Step S3, specifically comprising:
s31: the method comprises the steps of performing resolution adjustment on an input original esophageal endoscope image to obtain a plurality of images with different resolutions, wherein the images are adaptive to the dimensions of a multi-scale encoder, and the images are respectively input into encoders with different scales;
s32: the encoder neural network carries out calculation transfer on an input picture, the encoder consists of a plurality of layers of neural networks, each layer of neural network consists of a plurality of neurons, and each neuron comprises a parameter weight omega, a bias b and an activation function f;
the calculation formula of the neuron is y=f (Σωx) i (+) where x i For the output of each neuron of the upper layer, namely the input of the neuron, y is the output of the neuron, and the output is transmitted to the neural network of the lower layer to be used as the input of each neuron of the lower layer;
s33: each encoder will eventually output two eigenvectors: sigma and mu represent the variance and mean, respectively, of a gaussian distribution. The feature vector enters a clustering memory module, and the input feature vector is assumed to be z;
subsequently, its weight for each memory vector is obtained by Softmax operation:
finally, the output of the memory module can be obtained through weighted sum, namely, the feature vector after memory mapping:
s33: the mapped feature vectors enter a feature fusion module, a plurality of feature vectors with different scales are fused by adopting splicing operation, so that a variance sigma and a mean mu of Gaussian distribution are finally obtained, and random sampling is carried out in the Gaussian distribution, so that vectors to be decoded are obtained;
s34: and (3) inputting the vector to be decoded obtained in the step (S33) into a decoder, and obtaining the reconstructed esophageal endoscope image through decoding. The decoder is also composed of a multi-layer neural network, and it should be noted that the parameters such as the dimension of the neural network and the convolution kernel of the decoder are set so that the resolution of the reconstructed image obtained by decoding is consistent with that of the original image;
s35: calculating a loss function, wherein the loss function of the model consists of three parts;
the first part is reconstruction error loss for ensuring that the original image is as similar as possible to the reconstructed image, the reconstruction error loss assuming that the resolution of the image is mxnThe calculation formula of the loss function isWherein x is ij And y ij The pixels of the original image and the reconstructed image, respectively.

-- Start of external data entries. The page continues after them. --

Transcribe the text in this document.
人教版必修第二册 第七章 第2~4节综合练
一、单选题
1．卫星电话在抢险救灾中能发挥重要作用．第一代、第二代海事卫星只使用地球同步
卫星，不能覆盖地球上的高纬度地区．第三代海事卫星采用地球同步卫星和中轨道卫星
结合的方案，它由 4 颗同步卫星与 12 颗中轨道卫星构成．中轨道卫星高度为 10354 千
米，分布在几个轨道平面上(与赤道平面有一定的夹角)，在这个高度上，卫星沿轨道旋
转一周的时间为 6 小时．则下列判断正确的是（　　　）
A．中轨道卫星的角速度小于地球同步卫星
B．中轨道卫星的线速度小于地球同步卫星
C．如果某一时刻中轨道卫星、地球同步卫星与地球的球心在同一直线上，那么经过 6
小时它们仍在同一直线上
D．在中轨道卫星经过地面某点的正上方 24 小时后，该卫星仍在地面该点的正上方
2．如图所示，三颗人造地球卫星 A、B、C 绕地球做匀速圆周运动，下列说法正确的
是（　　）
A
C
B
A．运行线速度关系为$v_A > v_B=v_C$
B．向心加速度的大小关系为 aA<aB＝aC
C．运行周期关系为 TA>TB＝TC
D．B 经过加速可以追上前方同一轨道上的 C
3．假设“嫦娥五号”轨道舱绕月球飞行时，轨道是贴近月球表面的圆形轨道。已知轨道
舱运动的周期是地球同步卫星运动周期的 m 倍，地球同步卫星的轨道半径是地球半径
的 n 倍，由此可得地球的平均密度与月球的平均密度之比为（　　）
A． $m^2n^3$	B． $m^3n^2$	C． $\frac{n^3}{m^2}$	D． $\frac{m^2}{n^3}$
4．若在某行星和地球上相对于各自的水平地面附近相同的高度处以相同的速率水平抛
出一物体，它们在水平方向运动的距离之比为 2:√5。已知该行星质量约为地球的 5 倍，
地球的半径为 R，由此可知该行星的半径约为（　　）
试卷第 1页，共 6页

The second part of the loss function is a regularization term, which is the KL divergence between the Gaussian distribution obtained by encoding and the standard normal distribution, because the prior distribution of the hidden variable is assumed to be the standard normal distribution in the variable self-encoder, the distribution obtained by encoding is similar to the standard normal distribution as much as possible, and the calculation formula of the loss function is as follows:
where σ and μ are the variance and mean, respectively, of the resulting gaussian distribution of the code.
The third term of the loss function is a clustering loss function, and is used for optimizing the distribution of memory vectors in a clustering memory module, the purpose of clustering operation is to improve the sparsity of the memory vectors in space and approach an original feature vector, the memory vector is taken as a clustering center, the original feature vector is taken as a sample to be clustered, and a scattering matrix is used for measuring a clustering result.
Assume that the clustering centers of the two classes are m respectively i And m j The scattering matrix between the two classes isThe total inter-class scattering matrix is:
wherein N is the number of all vectors; the center point of the whole class isWherein K is the number of memory vectors; for a single class, assume that the vector to be clustered (i.e., inputEigenvector of the memory module) is z, then the intra-class scattering matrix isWherein n is j The number of the feature vectors is the number of the feature vectors gathered to the category; the total intra-class scattering matrix of all classes is +.>With the help of the scattering matrix, the calculation formula of the clustering loss function can be obtained as follows
The model total loss function is a weighted sum of the three loss functions, and it should be noted that, because the multi-scale feature extraction method is adopted, gaussian distribution of a plurality of features is obtained, KL divergence is calculated with standard normal distribution respectively, so that the second loss function has a plurality of items.
The calculation formula of the total loss function isWherein T is the number of multi-scale encoders, lambda 1 、λ 2 And lambda (lambda) 3 The weight parameters that balance the three loss functions are respectively.
S36: the neural network is trained using the loss function obtained in S35. And repeating the steps S31 to S35 by using the data in the training set, and continuously optimizing each parameter in the neural network along the gradient descending direction of the loss function, so that the value of the loss function is continuously reduced until the value is converged to a certain value and then tends to be unchanged.
Step S4, specifically comprising:
s41: carrying out resolution adjustment on an esophageal endoscope image to be detected to obtain a plurality of images with different resolutions, which are adaptive to the dimensions of the multi-scale encoder, and respectively inputting the images into different scale encoders of the trained model;
s42: obtaining an image after model reconstruction, and calculating a reconstruction error with an original image, namely a first term in a loss function;
s43: after the reconstruction errors of all the samples to be detected are obtained, carrying out normalization processing on the data to obtain the abnormal score corresponding to each image to be detected, wherein the calculation formula is as followsWherein e i 、e min And e max The reconstruction error of the sample, the minimum reconstruction error of all samples and the maximum reconstruction error of all samples are respectively.
Step S5, specifically comprising:
s51: the threshold is set, and the setting of the threshold can be set according to the proportion of known anomalies in the detection sample or the requirement of an actual task. For example, if the proportion of the esophageal endoscope image health is known to be 70%, the 0.7 quantile of the anomaly score may be set as the threshold; if the task objective is to assist the doctor in detecting the patient with the disease, a smaller threshold value is set, and more abnormal samples are screened as much as possible; if the task objective is to screen normal pictures for expansion and further training of the data set, a larger threshold should be set, and each picture is fully utilized.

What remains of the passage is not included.